1.     The Nash equilibrium would not benefit anyone because if both of us say we are not at fault then it would be bad on both our parts

2.     If she took total blame, she might have not continued (or potentially fired)

3.     If I took the blame the family might have not trusted me, and they discontinued lessons at our facility.

4.     If we both took responsibility, we both would receive some repercussions, but it was a learning opportunity for her, and I would keep a better eye on the new-hires. 


I would say that having my reputation tainted played a role on my decision making. In almost all 4 circumstances, I was going to lower my reputation whether it was with the family, the new-hire, or my boss, but since it was the first time something like this has happened in one of my classes, I was willing to take some responsibility because it seemed like the more mature thing to do. All in all, opportunism presents itself in many ways, but deciding what you do with it can determine your future and where you stand with a company, coworkers, and customers.

Comments

  1. This is an odd post. I did not see how the introductory paragraph about planning your future tied into the rest of the post at all, specifically the point about wanting to become an anesthesiologist, but also the wedding stuff as well.

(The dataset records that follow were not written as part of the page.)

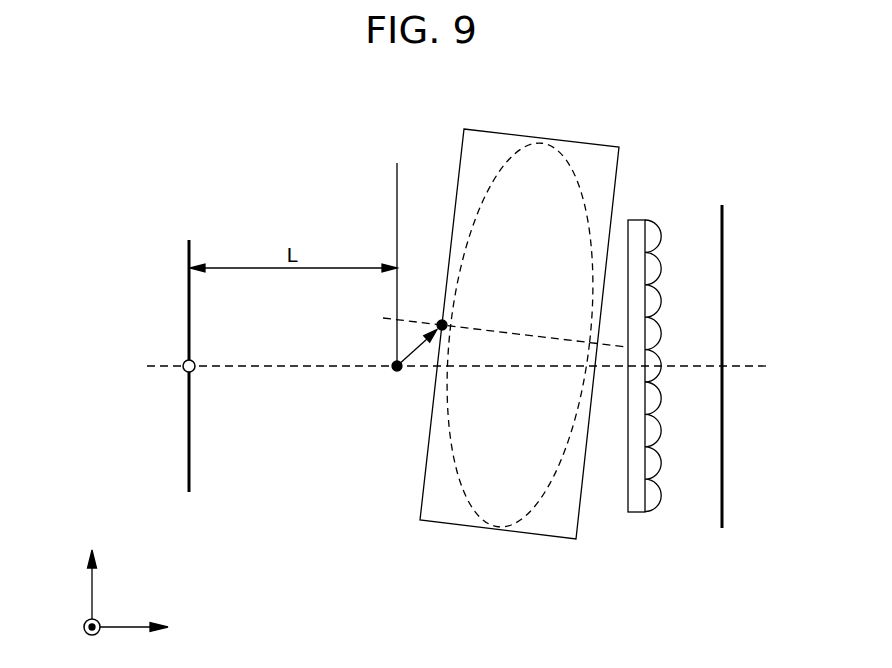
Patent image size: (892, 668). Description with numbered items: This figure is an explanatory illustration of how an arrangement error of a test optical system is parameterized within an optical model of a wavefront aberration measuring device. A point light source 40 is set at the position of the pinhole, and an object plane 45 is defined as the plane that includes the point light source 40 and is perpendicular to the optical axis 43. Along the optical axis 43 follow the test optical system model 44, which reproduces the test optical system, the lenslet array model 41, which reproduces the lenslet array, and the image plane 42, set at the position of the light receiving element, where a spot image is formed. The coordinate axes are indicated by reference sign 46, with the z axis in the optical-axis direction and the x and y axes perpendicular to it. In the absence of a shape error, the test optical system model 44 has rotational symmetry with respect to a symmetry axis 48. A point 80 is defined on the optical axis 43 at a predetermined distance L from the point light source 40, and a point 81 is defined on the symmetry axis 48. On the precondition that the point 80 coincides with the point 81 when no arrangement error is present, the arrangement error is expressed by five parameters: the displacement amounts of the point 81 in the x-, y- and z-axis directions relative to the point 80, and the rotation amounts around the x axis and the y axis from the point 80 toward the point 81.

The point light source 40 is at (184, 371).
The lenslet array model 41 is at (638, 226).
The image plane 42 is at (724, 233).
The optical axis 43 is at (258, 372).
The test optical system model 44 is at (488, 141).
The object plane 45 is at (192, 253).
The coordinate axes 46 is at (138, 572).
The symmetry axis 48 is at (512, 331).
The point 80 is at (397, 372).
The point 81 is at (440, 320).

    Then you chose to use the Prisoner's Dilemma game as a way to consider opportunism. Indeed we will look at that game in some depth in the next Excel homework, but do note that the way the game is presented is symmetric. Yet the situation with the person you were training was asymmetric. You had more experience. So is it appropriate for considering your situation?

    Rather than the game theoretic analysis which you used, I'd rather have had more background information about the job. Did this happen early in the summer, where there was still a lot of the summer left for your to work at the job? Or was it near the end of the summer? The 30 hours part that you included didn't help me to understand that. I have no sense of how many hours a day this work is. Nor do I know how old the trainee was at the time. Was she in high school or also a college student?

    In other words, you made a judgment call that went bad. Sometimes that happens, but did you exercise reasonable judgment in the first place? And if you lost the job as a consequence, would that have been a big deal or not?

    Now let me write this paragraph as if I were your boss at the swim company. What I want to know is whether I can trust you moving forward after this incident. What would be the implied behavior for you in supervising the trainee or in making any other decision. And with that, I think it important to understand what my prior view of you is before this incident. Did I have confidence in your judgment before this incident? I would want to know what you say you learned from the experience. That would be important to hear. But then there is dealing with the parents of this child and perhaps of the other children as well. Ultimately, I'd have to base my decision on making sure they were comfortable with it.

    Now I'm switching back to being Professor Arvan. It seems to me you wanted to use game theory to analyze here but doing so meant you left out some important contextual information that you should have included. There definitely was a question of opportunism after this unfortunate event, regarding the matter of accepting blame or not. But your desire to use game theory in this case actually limited your ability to tell a good story.

    What did happen? Did you keep your job?